Open samuelcolvin opened 5 years ago

samuelcolvin commented 5 years ago

Long story short

processing a request using

reader = await request.multipart()
foobar = await reader.next()
...

Should raise HTTPRequestEntityTooLarge if the request size exceeds client_max_size, currently I think it does not.

At the very least this should be documented.

ljluestc commented 11 months ago
from aiohttp import web, MultipartReader, HTTPRequestEntityTooLarge

async def handle_upload(request):
    # Check the content length of the request
    content_length = request.content_length
    max_content_length = 1024 * 1024  # Set your maximum allowed content length here

    if content_length is not None and content_length > max_content_length:
        raise HTTPRequestEntityTooLarge

    reader = MultipartReader.from_response(request)

    try:
        while True:
            part = await reader.next()
            if part is None:
                break
            # Process each part of the multipart request
            # ...

    except HTTPRequestEntityTooLarge:
        # Handle the request size exceeding the limit
        return web.HTTPRequestEntityTooLarge()
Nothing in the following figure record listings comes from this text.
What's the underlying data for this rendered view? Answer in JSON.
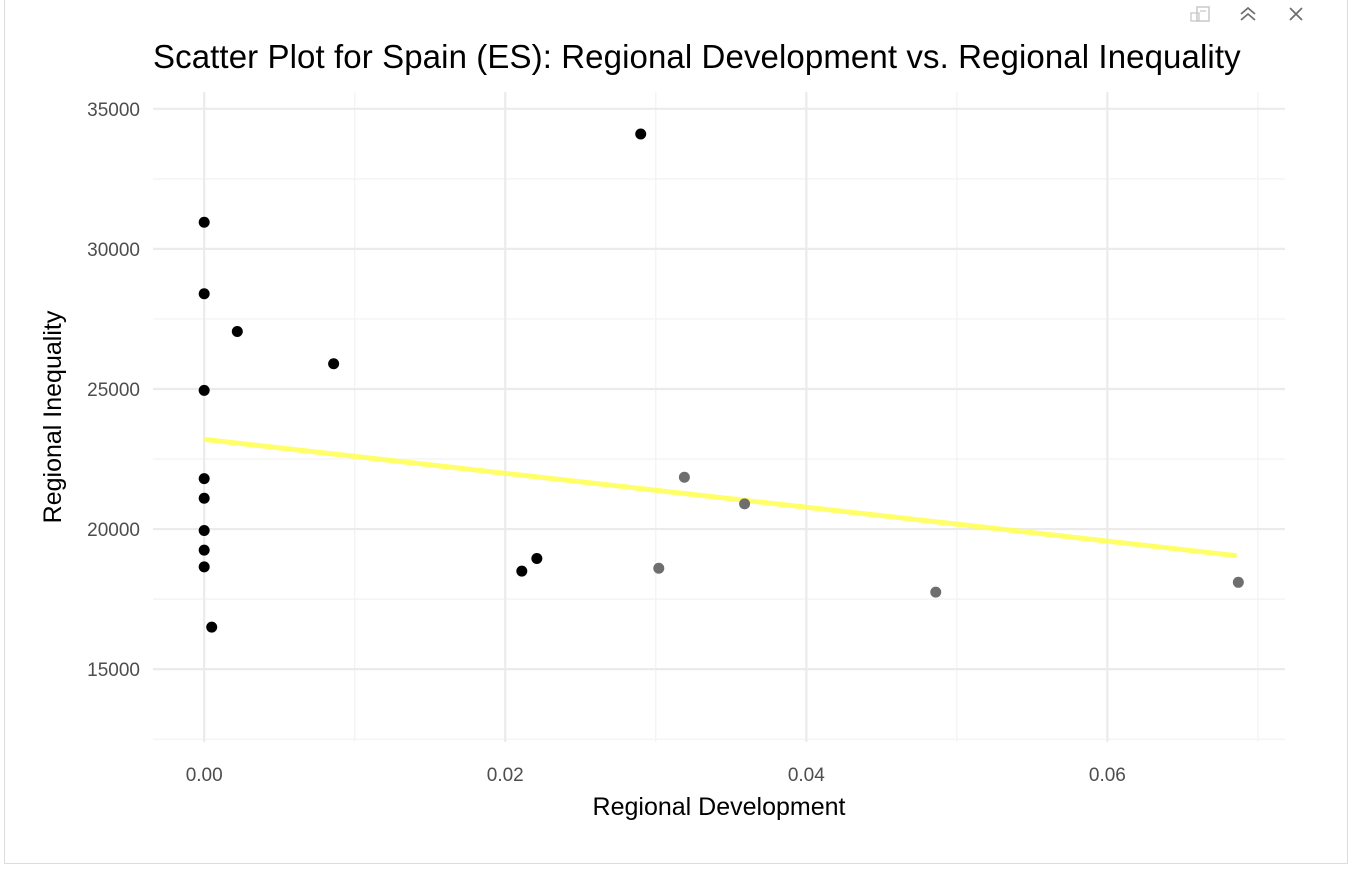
{
  "toolbar": {
    "icons": [
      "export-icon",
      "collapse-icon",
      "close-icon"
    ]
  },
  "chart_data": {
    "type": "scatter",
    "title": "Scatter Plot for Spain (ES): Regional Development vs. Regional Inequality",
    "xlabel": "Regional Development",
    "ylabel": "Regional Inequality",
    "xlim": [
      -0.0034,
      0.0718
    ],
    "ylim": [
      12400,
      35600
    ],
    "x_ticks": [
      0.0,
      0.02,
      0.04,
      0.06
    ],
    "x_tick_labels": [
      "0.00",
      "0.02",
      "0.04",
      "0.06"
    ],
    "y_ticks": [
      15000,
      20000,
      25000,
      30000,
      35000
    ],
    "y_tick_labels": [
      "15000",
      "20000",
      "25000",
      "30000",
      "35000"
    ],
    "grid": true,
    "series": [
      {
        "color": "#000000",
        "points": [
          {
            "x": 0.0,
            "y": 30950
          },
          {
            "x": 0.0,
            "y": 28400
          },
          {
            "x": 0.0022,
            "y": 27050
          },
          {
            "x": 0.0086,
            "y": 25900
          },
          {
            "x": 0.0,
            "y": 24950
          },
          {
            "x": 0.0,
            "y": 21800
          },
          {
            "x": 0.0,
            "y": 21100
          },
          {
            "x": 0.0,
            "y": 19950
          },
          {
            "x": 0.0,
            "y": 19250
          },
          {
            "x": 0.0,
            "y": 18650
          },
          {
            "x": 0.0005,
            "y": 16500
          },
          {
            "x": 0.029,
            "y": 34100
          },
          {
            "x": 0.0211,
            "y": 18500
          },
          {
            "x": 0.0221,
            "y": 18950
          }
        ]
      },
      {
        "color": "#6e6e6e",
        "points": [
          {
            "x": 0.0319,
            "y": 21850
          },
          {
            "x": 0.0359,
            "y": 20900
          },
          {
            "x": 0.0302,
            "y": 18600
          },
          {
            "x": 0.0486,
            "y": 17750
          },
          {
            "x": 0.0687,
            "y": 18100
          }
        ]
      }
    ],
    "trend_line": {
      "color": "#ffff4d",
      "x": [
        0.0,
        0.0686
      ],
      "y": [
        23200,
        19050
      ]
    }
  }
}
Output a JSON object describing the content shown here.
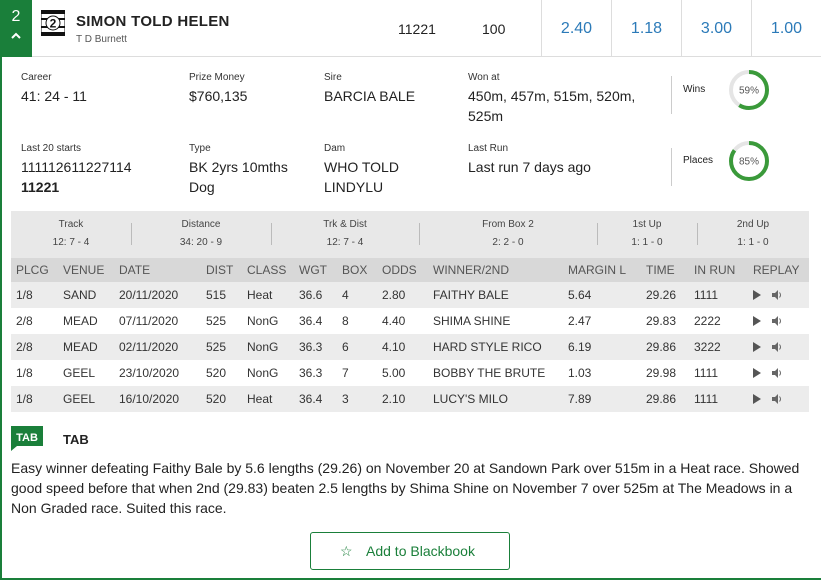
{
  "runner": {
    "box_number": "2",
    "expand_icon": "chevron-up-icon",
    "name": "SIMON TOLD HELEN",
    "trainer": "T D Burnett",
    "form": "11221",
    "rating": "100",
    "odds": [
      "2.40",
      "1.18",
      "3.00",
      "1.00"
    ]
  },
  "details": {
    "career_label": "Career",
    "career_value": "41: 24 - 11",
    "prize_label": "Prize Money",
    "prize_value": "$760,135",
    "sire_label": "Sire",
    "sire_value": "BARCIA BALE",
    "won_at_label": "Won at",
    "won_at_value": "450m, 457m, 515m, 520m, 525m",
    "last20_label": "Last 20 starts",
    "last20_value": "111112611227114",
    "last20_bold": "11221",
    "type_label": "Type",
    "type_value": "BK 2yrs 10mths Dog",
    "dam_label": "Dam",
    "dam_value": "WHO TOLD LINDYLU",
    "last_run_label": "Last Run",
    "last_run_value": "Last run 7 days ago",
    "wins_label": "Wins",
    "wins_pct": "59%",
    "wins_fraction": 0.59,
    "places_label": "Places",
    "places_pct": "85%",
    "places_fraction": 0.85
  },
  "stats": [
    {
      "title": "Track",
      "value": "12: 7 - 4"
    },
    {
      "title": "Distance",
      "value": "34: 20 - 9"
    },
    {
      "title": "Trk & Dist",
      "value": "12: 7 - 4"
    },
    {
      "title": "From Box 2",
      "value": "2: 2 - 0"
    },
    {
      "title": "1st Up",
      "value": "1: 1 - 0"
    },
    {
      "title": "2nd Up",
      "value": "1: 1 - 0"
    }
  ],
  "table": {
    "headers": [
      "PLCG",
      "VENUE",
      "DATE",
      "DIST",
      "CLASS",
      "WGT",
      "BOX",
      "ODDS",
      "WINNER/2ND",
      "MARGIN L",
      "TIME",
      "IN RUN",
      "REPLAY"
    ],
    "rows": [
      [
        "1/8",
        "SAND",
        "20/11/2020",
        "515",
        "Heat",
        "36.6",
        "4",
        "2.80",
        "FAITHY BALE",
        "5.64",
        "29.26",
        "1111"
      ],
      [
        "2/8",
        "MEAD",
        "07/11/2020",
        "525",
        "NonG",
        "36.4",
        "8",
        "4.40",
        "SHIMA SHINE",
        "2.47",
        "29.83",
        "2222"
      ],
      [
        "2/8",
        "MEAD",
        "02/11/2020",
        "525",
        "NonG",
        "36.3",
        "6",
        "4.10",
        "HARD STYLE RICO",
        "6.19",
        "29.86",
        "3222"
      ],
      [
        "1/8",
        "GEEL",
        "23/10/2020",
        "520",
        "NonG",
        "36.3",
        "7",
        "5.00",
        "BOBBY THE BRUTE",
        "1.03",
        "29.98",
        "1111"
      ],
      [
        "1/8",
        "GEEL",
        "16/10/2020",
        "520",
        "Heat",
        "36.4",
        "3",
        "2.10",
        "LUCY'S MILO",
        "7.89",
        "29.86",
        "1111"
      ]
    ]
  },
  "comment": {
    "logo_text": "TAB",
    "title": "TAB",
    "text": "Easy winner defeating Faithy Bale by 5.6 lengths (29.26) on November 20 at Sandown Park over 515m in a Heat race. Showed good speed before that when 2nd (29.83) beaten 2.5 lengths by Shima Shine on November 7 over 525m at The Meadows in a Non Graded race. Suited this race."
  },
  "blackbook": {
    "label": "Add to Blackbook",
    "icon": "star-outline-icon"
  },
  "colors": {
    "brand_green": "#1a7f3a",
    "odds_blue": "#2b7ab8",
    "ring_green": "#3a9a3a"
  }
}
    return web.Response(text='Upload successful')

app = web.Application()
app.router.add_post('/upload', handle_upload)
web.run_app(app)
Dreamsorcerer commented 2 months ago

Simple reproducer:

from aiohttp import web

async def handle_upload(request):
    print(request.content_length, request.client_max_size)

    reader = await request.multipart()

    while True:
        part = await reader.next()
        if part is None:
            break

    return web.Response(text='Upload successful')

app = web.Application(client_max_size=10)
app.router.add_post('/', handle_upload)
web.run_app(app)
curl http://localhost:8080/ -X POST -F key=1234567890abcd

It appears that the attribute is only used in the convenience methods, so it works when using request.post() or request.read(). I would assume the same issue would occur if using request.content directly too, though as that's for streaming, maybe it shouldn't matter.

I also wonder if max size isn't something that should be handled by a firewall/proxy to avoid the overhead here.